The Konigsberg decision was issued 1986 and it is our impression that the records identified pursuant to the inmate’s request were stored in paper. With respect to electronic records, in 2006 the Legislature amended various provisions of the Freedom of Information Law, including the following:

“When an agency has the ability to retrieve or extract a record or data maintained in a computer storage system with reasonable effort, it shall be required to do so.” §89(3)

The Freedom of Information Law now codifies the requirement that an agency retrieves and extracts records maintained electronically “with reasonable effort.”
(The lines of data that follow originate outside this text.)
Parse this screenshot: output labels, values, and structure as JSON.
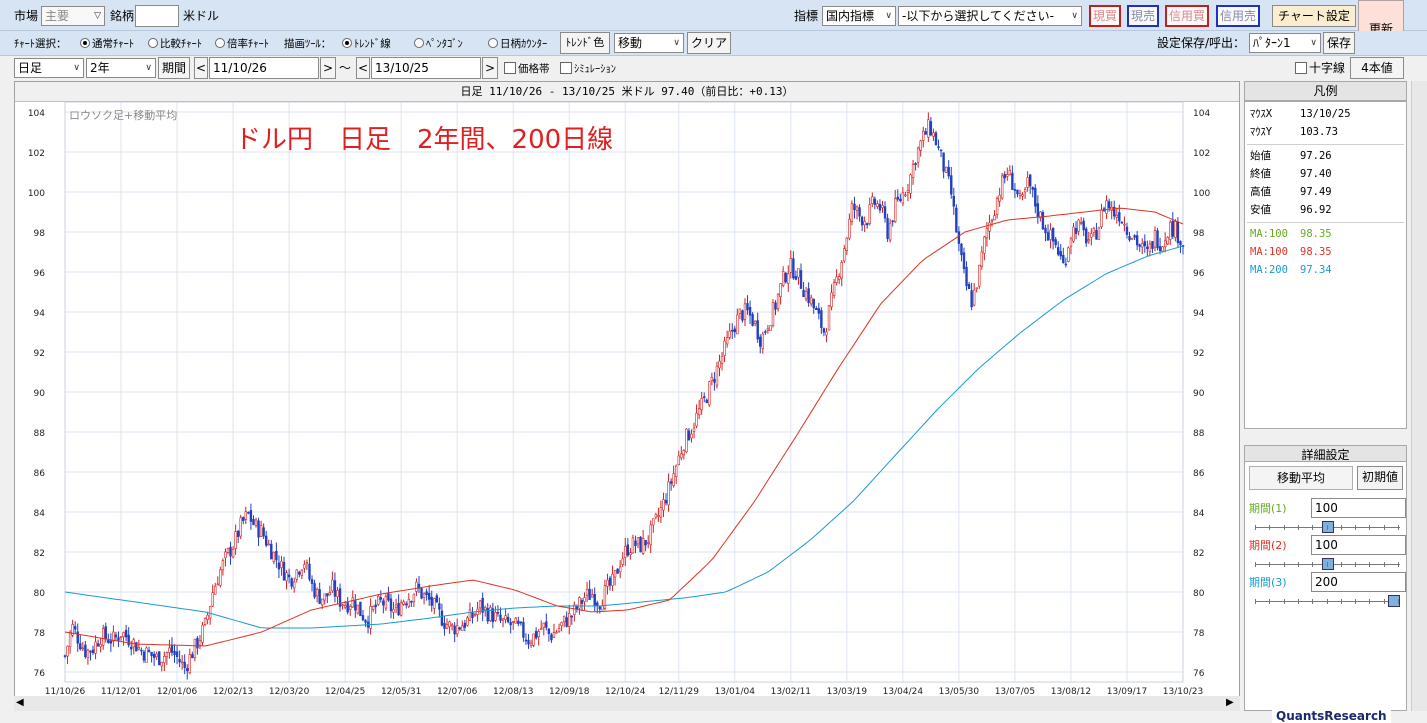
{
  "toolbar1": {
    "market_label": "市場",
    "market_value": "主要",
    "symbol_label": "銘柄",
    "symbol_value": "",
    "symbol_name": "米ドル",
    "indicator_label": "指標",
    "indicator_value": "国内指標",
    "indicator_select": "-以下から選択してください-",
    "btn_genkai": "現買",
    "btn_genbai": "現売",
    "btn_shinyoukai": "信用買",
    "btn_shinyoubai": "信用売",
    "chart_settings": "チャート設定",
    "refresh": "更新"
  },
  "toolbar2": {
    "chart_select_label": "ﾁｬｰﾄ選択：",
    "radio_normal": "通常ﾁｬｰﾄ",
    "radio_compare": "比較ﾁｬｰﾄ",
    "radio_ratio": "倍率ﾁｬｰﾄ",
    "draw_tool_label": "描画ﾂｰﾙ：",
    "radio_trend": "ﾄﾚﾝﾄﾞ線",
    "radio_pentagon": "ﾍﾟﾝﾀｺﾞﾝ",
    "radio_daycount": "日柄ｶｳﾝﾀｰ",
    "trend_color": "ﾄﾚﾝﾄﾞ色",
    "mode_value": "移動",
    "clear": "クリア",
    "save_label": "設定保存/呼出：",
    "pattern_value": "ﾊﾟﾀｰﾝ1",
    "save_btn": "保存"
  },
  "toolbar3": {
    "period_type": "日足",
    "period_len": "2年",
    "period_btn": "期間",
    "prev": "<",
    "next": ">",
    "tilde": "〜",
    "from_date": "11/10/26",
    "to_date": "13/10/25",
    "price_band": "価格帯",
    "simulation": "ｼﾐｭﾚｰｼｮﾝ",
    "crosshair": "十字線",
    "four_values": "4本値"
  },
  "chart_header": "日足 11/10/26 - 13/10/25  米ドル  97.40（前日比：+0.13）",
  "chart_inner_label": "ロウソク足+移動平均",
  "annotation": "ドル円　日足　2年間、200日線",
  "legend": {
    "title": "凡例",
    "mouse_x_label": "ﾏｳｽX",
    "mouse_x": "13/10/25",
    "mouse_y_label": "ﾏｳｽY",
    "mouse_y": "103.73",
    "open_label": "始値",
    "open": "97.26",
    "close_label": "終値",
    "close": "97.40",
    "high_label": "高値",
    "high": "97.49",
    "low_label": "安値",
    "low": "96.92",
    "ma1_label": "MA:100",
    "ma1": "98.35",
    "ma2_label": "MA:100",
    "ma2": "98.35",
    "ma3_label": "MA:200",
    "ma3": "97.34"
  },
  "detail": {
    "title": "詳細設定",
    "tab": "移動平均",
    "reset": "初期値",
    "p1_label": "期間(1)",
    "p1": "100",
    "p2_label": "期間(2)",
    "p2": "100",
    "p3_label": "期間(3)",
    "p3": "200",
    "slider1_fraction": 0.5,
    "slider2_fraction": 0.5,
    "slider3_fraction": 1.0
  },
  "footer_text": "QuantsResearch",
  "colors": {
    "ma1": "#66aa22",
    "ma2": "#dd3322",
    "ma3": "#1a9ad0",
    "annotation": "#e02020",
    "candle_up": "#d02020",
    "candle_down": "#2040c0"
  },
  "chart_data": {
    "type": "candlestick",
    "ylim": [
      75.5,
      104.5
    ],
    "y_ticks": [
      "76",
      "78",
      "80",
      "82",
      "84",
      "86",
      "88",
      "90",
      "92",
      "94",
      "96",
      "98",
      "100",
      "102",
      "104"
    ],
    "x_ticks": [
      "11/10/26",
      "11/12/01",
      "12/01/06",
      "12/02/13",
      "12/03/20",
      "12/04/25",
      "12/05/31",
      "12/07/06",
      "12/08/13",
      "12/09/18",
      "12/10/24",
      "12/11/29",
      "13/01/04",
      "13/02/11",
      "13/03/19",
      "13/04/24",
      "13/05/30",
      "13/07/05",
      "13/08/12",
      "13/09/17",
      "13/10/23"
    ],
    "price_path": [
      [
        0,
        76.8
      ],
      [
        1,
        78.3
      ],
      [
        2,
        77.6
      ],
      [
        3,
        77.0
      ],
      [
        4,
        77.2
      ],
      [
        5,
        77.8
      ],
      [
        6,
        77.7
      ],
      [
        7,
        77.6
      ],
      [
        8,
        78.0
      ],
      [
        9,
        77.7
      ],
      [
        10,
        77.4
      ],
      [
        11,
        77.0
      ],
      [
        12,
        76.9
      ],
      [
        13,
        76.7
      ],
      [
        14,
        76.8
      ],
      [
        15,
        77.1
      ],
      [
        16,
        76.7
      ],
      [
        17,
        76.2
      ],
      [
        18,
        76.9
      ],
      [
        19,
        77.6
      ],
      [
        20,
        78.4
      ],
      [
        21,
        80.0
      ],
      [
        22,
        81.0
      ],
      [
        23,
        81.8
      ],
      [
        24,
        82.4
      ],
      [
        25,
        83.3
      ],
      [
        26,
        83.9
      ],
      [
        27,
        83.3
      ],
      [
        28,
        83.0
      ],
      [
        29,
        82.3
      ],
      [
        30,
        81.7
      ],
      [
        31,
        81.1
      ],
      [
        32,
        80.6
      ],
      [
        33,
        81.1
      ],
      [
        34,
        81.6
      ],
      [
        35,
        80.4
      ],
      [
        36,
        79.8
      ],
      [
        37,
        79.7
      ],
      [
        38,
        80.2
      ],
      [
        39,
        79.6
      ],
      [
        40,
        79.4
      ],
      [
        41,
        79.6
      ],
      [
        42,
        79.0
      ],
      [
        43,
        78.6
      ],
      [
        44,
        79.2
      ],
      [
        45,
        79.5
      ],
      [
        46,
        79.3
      ],
      [
        47,
        79.0
      ],
      [
        48,
        79.6
      ],
      [
        49,
        79.8
      ],
      [
        50,
        80.2
      ],
      [
        51,
        79.8
      ],
      [
        52,
        79.5
      ],
      [
        53,
        79.0
      ],
      [
        54,
        78.5
      ],
      [
        55,
        78.2
      ],
      [
        56,
        78.3
      ],
      [
        57,
        78.5
      ],
      [
        58,
        78.8
      ],
      [
        59,
        79.3
      ],
      [
        60,
        79.0
      ],
      [
        61,
        78.8
      ],
      [
        62,
        78.5
      ],
      [
        63,
        78.4
      ],
      [
        64,
        78.3
      ],
      [
        65,
        78.0
      ],
      [
        66,
        77.6
      ],
      [
        67,
        77.9
      ],
      [
        68,
        78.3
      ],
      [
        69,
        77.8
      ],
      [
        70,
        78.1
      ],
      [
        71,
        78.5
      ],
      [
        72,
        78.8
      ],
      [
        73,
        79.3
      ],
      [
        74,
        79.8
      ],
      [
        75,
        79.9
      ],
      [
        76,
        79.5
      ],
      [
        77,
        80.1
      ],
      [
        78,
        80.5
      ],
      [
        79,
        81.6
      ],
      [
        80,
        82.2
      ],
      [
        81,
        82.4
      ],
      [
        82,
        82.3
      ],
      [
        83,
        82.7
      ],
      [
        84,
        83.5
      ],
      [
        85,
        84.3
      ],
      [
        86,
        85.3
      ],
      [
        87,
        86.4
      ],
      [
        88,
        87.5
      ],
      [
        89,
        88.1
      ],
      [
        90,
        88.9
      ],
      [
        91,
        89.6
      ],
      [
        92,
        90.5
      ],
      [
        93,
        91.4
      ],
      [
        94,
        92.3
      ],
      [
        95,
        93.2
      ],
      [
        96,
        93.9
      ],
      [
        97,
        94.0
      ],
      [
        98,
        93.5
      ],
      [
        99,
        92.6
      ],
      [
        100,
        93.5
      ],
      [
        101,
        94.3
      ],
      [
        102,
        95.5
      ],
      [
        103,
        96.3
      ],
      [
        104,
        96.0
      ],
      [
        105,
        95.2
      ],
      [
        106,
        94.6
      ],
      [
        107,
        93.8
      ],
      [
        108,
        93.0
      ],
      [
        109,
        94.5
      ],
      [
        110,
        96.0
      ],
      [
        111,
        97.5
      ],
      [
        112,
        99.3
      ],
      [
        113,
        98.8
      ],
      [
        114,
        98.6
      ],
      [
        115,
        99.5
      ],
      [
        116,
        99.2
      ],
      [
        117,
        98.0
      ],
      [
        118,
        99.2
      ],
      [
        119,
        99.8
      ],
      [
        120,
        100.5
      ],
      [
        121,
        101.8
      ],
      [
        122,
        102.7
      ],
      [
        123,
        103.3
      ],
      [
        124,
        102.4
      ],
      [
        125,
        101.2
      ],
      [
        126,
        100.0
      ],
      [
        127,
        97.5
      ],
      [
        128,
        95.5
      ],
      [
        129,
        94.5
      ],
      [
        130,
        96.0
      ],
      [
        131,
        98.0
      ],
      [
        132,
        99.0
      ],
      [
        133,
        100.2
      ],
      [
        134,
        101.0
      ],
      [
        135,
        100.3
      ],
      [
        136,
        99.3
      ],
      [
        137,
        100.5
      ],
      [
        138,
        99.4
      ],
      [
        139,
        98.5
      ],
      [
        140,
        97.8
      ],
      [
        141,
        97.3
      ],
      [
        142,
        96.3
      ],
      [
        143,
        97.9
      ],
      [
        144,
        98.4
      ],
      [
        145,
        97.8
      ],
      [
        146,
        97.5
      ],
      [
        147,
        98.3
      ],
      [
        148,
        99.6
      ],
      [
        149,
        99.0
      ],
      [
        150,
        98.9
      ],
      [
        151,
        98.2
      ],
      [
        152,
        97.8
      ],
      [
        153,
        97.2
      ],
      [
        154,
        96.9
      ],
      [
        155,
        97.8
      ],
      [
        156,
        97.4
      ],
      [
        157,
        98.3
      ],
      [
        158,
        98.1
      ],
      [
        159,
        97.4
      ]
    ],
    "ma_red": [
      [
        0,
        78.0
      ],
      [
        10,
        77.4
      ],
      [
        20,
        77.3
      ],
      [
        28,
        78.0
      ],
      [
        35,
        79.1
      ],
      [
        45,
        79.9
      ],
      [
        52,
        80.3
      ],
      [
        58,
        80.6
      ],
      [
        64,
        80.1
      ],
      [
        70,
        79.3
      ],
      [
        75,
        79.0
      ],
      [
        80,
        79.1
      ],
      [
        86,
        79.6
      ],
      [
        92,
        81.6
      ],
      [
        98,
        84.5
      ],
      [
        104,
        87.8
      ],
      [
        110,
        91.2
      ],
      [
        116,
        94.4
      ],
      [
        122,
        96.6
      ],
      [
        128,
        98.0
      ],
      [
        134,
        98.6
      ],
      [
        140,
        98.8
      ],
      [
        145,
        99.0
      ],
      [
        150,
        99.2
      ],
      [
        155,
        99.0
      ],
      [
        159,
        98.4
      ]
    ],
    "ma_blue": [
      [
        0,
        80.0
      ],
      [
        10,
        79.5
      ],
      [
        20,
        79.0
      ],
      [
        28,
        78.2
      ],
      [
        35,
        78.2
      ],
      [
        45,
        78.4
      ],
      [
        52,
        78.7
      ],
      [
        58,
        79.0
      ],
      [
        64,
        79.2
      ],
      [
        70,
        79.3
      ],
      [
        76,
        79.3
      ],
      [
        82,
        79.5
      ],
      [
        88,
        79.7
      ],
      [
        94,
        80.0
      ],
      [
        100,
        81.0
      ],
      [
        106,
        82.6
      ],
      [
        112,
        84.5
      ],
      [
        118,
        86.8
      ],
      [
        124,
        89.1
      ],
      [
        130,
        91.2
      ],
      [
        136,
        93.0
      ],
      [
        142,
        94.6
      ],
      [
        148,
        95.9
      ],
      [
        154,
        96.8
      ],
      [
        159,
        97.3
      ]
    ]
  }
}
It is our understanding that a request for access to records that could possibly exist on an agency’s backup tapes could involve the acquisition of software and hardware, the restoration of a particular day’s worth of data which could involve shutting down an agency’s electronic transmission or storage systems, and any challenges with respect to searching the data. The response to a request for records that were received or generated over a period of time and possibly retained on “backup tapes” could potentially require that this process be repeated again and again, depending on how frequently the tapes were generated. In short, it is our opinion that this effort is neither reasonable nor required pursuant to the Freedom of Information Law.

We hope that this is helpful to you. Should you have any further questions, please advise.